Factoring A difference of fifths

[PhysicsAdvice]

One of the homework questions i did tonight was (x^5-32)/(x-2), where i had to find the limit when x approaches two. In order to do this i looked up the formula to use for a difference of fifths and was able to solve the question by factoring out the denominator and putting two in for x, giving me an answer of 80.

I am wondering if there is a much simpler way of solving this which i foolishly missed as we are definitely not expected to know the formula for a difference of fifths and I'm not sure it is easily derived. If anyone can spot one or argue that there isn't one that would be great! :)

 

[Hurkyl]

One of the homework questions i did tonight was (x^5-32)/(x-2), where i had to find the limit when x approaches two. In order to do this i looked up the formula to use for a difference of fifths and was able to solve the question by factoring out the denominator and putting two in for x, giving me an answer of 80.

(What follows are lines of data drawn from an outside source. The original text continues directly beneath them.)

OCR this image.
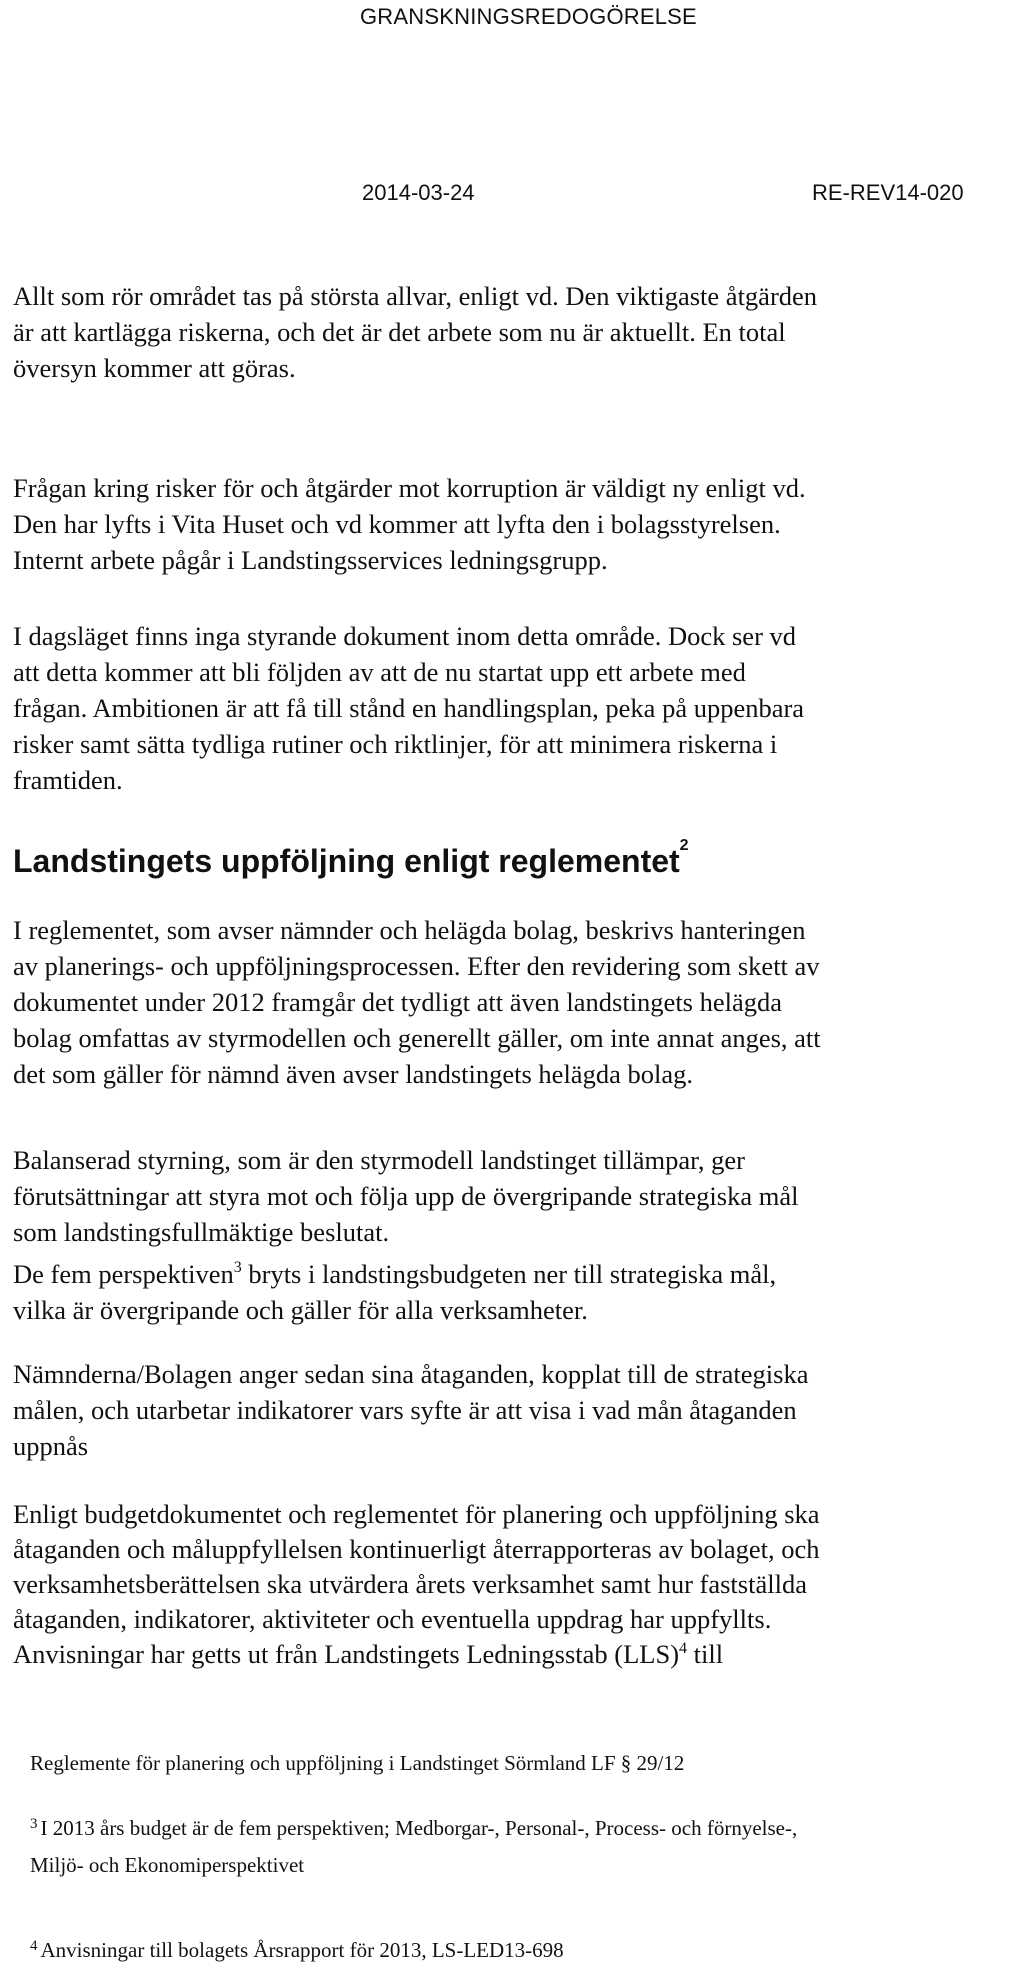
GRANSKNINGSREDOGÖRELSE
2014-03-24	RE-REV14-020
Allt som rör området tas på största allvar, enligt vd. Den viktigaste åtgärden
är att kartlägga riskerna, och det är det arbete som nu är aktuellt. En total
översyn kommer att göras.
Frågan kring risker för och åtgärder mot korruption är väldigt ny enligt vd.
Den har lyfts i Vita Huset och vd kommer att lyfta den i bolagsstyrelsen.
Internt arbete pågår i Landstingsservices ledningsgrupp.
I dagsläget finns inga styrande dokument inom detta område. Dock ser vd
att detta kommer att bli följden av att de nu startat upp ett arbete med
frågan. Ambitionen är att få till stånd en handlingsplan, peka på uppenbara
risker samt sätta tydliga rutiner och riktlinjer, för att minimera riskerna i
framtiden.
Landstingets uppföljning enligt reglementet$^2$
I reglementet, som avser nämnder och helägda bolag, beskrivs hanteringen
av planerings- och uppföljningsprocessen. Efter den revidering som skett av
dokumentet under 2012 framgår det tydligt att även landstingets helägda
bolag omfattas av styrmodellen och generellt gäller, om inte annat anges, att
det som gäller för nämnd även avser landstingets helägda bolag.
Balanserad styrning, som är den styrmodell landstinget tillämpar, ger
förutsättningar att styra mot och följa upp de övergripande strategiska mål
som landstingsfullmäktige beslutat.
De fem perspektiven$^3$ bryts i landstingsbudgeten ner till strategiska mål,
vilka är övergripande och gäller för alla verksamheter.
Nämnderna/Bolagen anger sedan sina åtaganden, kopplat till de strategiska
målen, och utarbetar indikatorer vars syfte är att visa i vad mån åtaganden
uppnås
Enligt budgetdokumentet och reglementet för planering och uppföljning ska
åtaganden och måluppfyllelsen kontinuerligt återrapporteras av bolaget, och
verksamhetsberättelsen ska utvärdera årets verksamhet samt hur fastställda
åtaganden, indikatorer, aktiviteter och eventuella uppdrag har uppfyllts.
Anvisningar har getts ut från Landstingets Ledningsstab (LLS)$^4$ till
Reglemente för planering och uppföljning i Landstinget Sörmland LF § 29/12
$^3$ I 2013 års budget är de fem perspektiven; Medborgar-, Personal-, Process- och förnyelse-,
Miljö- och Ekonomiperspektivet
$^4$ Anvisningar till bolagets Årsrapport för 2013, LS-LED13-698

I am wondering if there is a much simpler way of solving this which i foolishly missed as we are definitely not expected to know the formula for a difference of fifths and I'm not sure it is easily derived. If anyone can spot one or argue that there isn't one that would be great! :)

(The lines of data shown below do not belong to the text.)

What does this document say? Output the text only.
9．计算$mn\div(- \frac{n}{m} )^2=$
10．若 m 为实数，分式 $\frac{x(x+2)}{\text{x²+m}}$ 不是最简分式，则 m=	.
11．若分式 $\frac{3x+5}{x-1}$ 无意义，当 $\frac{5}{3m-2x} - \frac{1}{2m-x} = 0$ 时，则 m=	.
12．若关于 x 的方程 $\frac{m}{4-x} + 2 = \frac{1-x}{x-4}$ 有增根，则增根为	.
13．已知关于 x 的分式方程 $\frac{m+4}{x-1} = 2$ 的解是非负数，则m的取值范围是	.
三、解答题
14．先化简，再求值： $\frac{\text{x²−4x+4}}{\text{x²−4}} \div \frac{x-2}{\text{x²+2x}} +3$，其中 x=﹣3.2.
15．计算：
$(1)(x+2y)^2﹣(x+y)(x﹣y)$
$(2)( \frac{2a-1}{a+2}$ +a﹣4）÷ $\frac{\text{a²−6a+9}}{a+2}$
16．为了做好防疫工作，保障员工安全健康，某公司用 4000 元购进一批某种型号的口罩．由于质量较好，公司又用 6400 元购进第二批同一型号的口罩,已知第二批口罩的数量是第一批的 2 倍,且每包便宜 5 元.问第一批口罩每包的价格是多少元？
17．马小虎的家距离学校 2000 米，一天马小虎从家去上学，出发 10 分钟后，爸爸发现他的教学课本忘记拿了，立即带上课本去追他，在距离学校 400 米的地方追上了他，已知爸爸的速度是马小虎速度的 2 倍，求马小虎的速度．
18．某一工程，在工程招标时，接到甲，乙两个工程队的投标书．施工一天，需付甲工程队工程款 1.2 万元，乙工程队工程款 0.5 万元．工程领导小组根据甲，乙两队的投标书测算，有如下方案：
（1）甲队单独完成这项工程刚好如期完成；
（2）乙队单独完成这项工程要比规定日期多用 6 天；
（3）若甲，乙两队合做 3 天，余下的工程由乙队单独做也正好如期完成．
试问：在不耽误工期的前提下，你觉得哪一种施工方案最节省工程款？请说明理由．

L'hôpital's rule is probably the easiest.

Doing the polynomial division is a close second, I think.

 

[PhysicsAdvice]

having not learned derivatives yet i suppose the method i indicated is the most suitable then?

 

[HallsofIvy]

It is generally true that $x^n- y^n= (x- y)(x^{n-1}+ x^{n-2}y+ \cdot\cdot\cdot+ xy^{n-2}+ y^{n-1})$.

That seems the best method to me. You should not have to "look it up".

 

[CellCoree]

Great job on solving the problem! It seems like you used the correct method by factoring out the denominator and then plugging in the value for x. This is a common method for solving limits involving polynomials. As for a simpler way, it really depends on the level of math you are currently studying. If you are just starting to learn about limits, then this method is appropriate. However, if you are more advanced and have learned about derivatives, you could use L'Hopital's rule to solve this limit. This rule allows you to take the derivative of both the numerator and denominator and then plug in the value for x. In this case, you would have to use the power rule to take the derivative of x^5 and then evaluate it at x=2. This would give you the same answer of 80. So, while there may be alternative methods of solving this limit, the method you used is perfectly valid and appropriate for your current level of math understanding. Keep up the good work!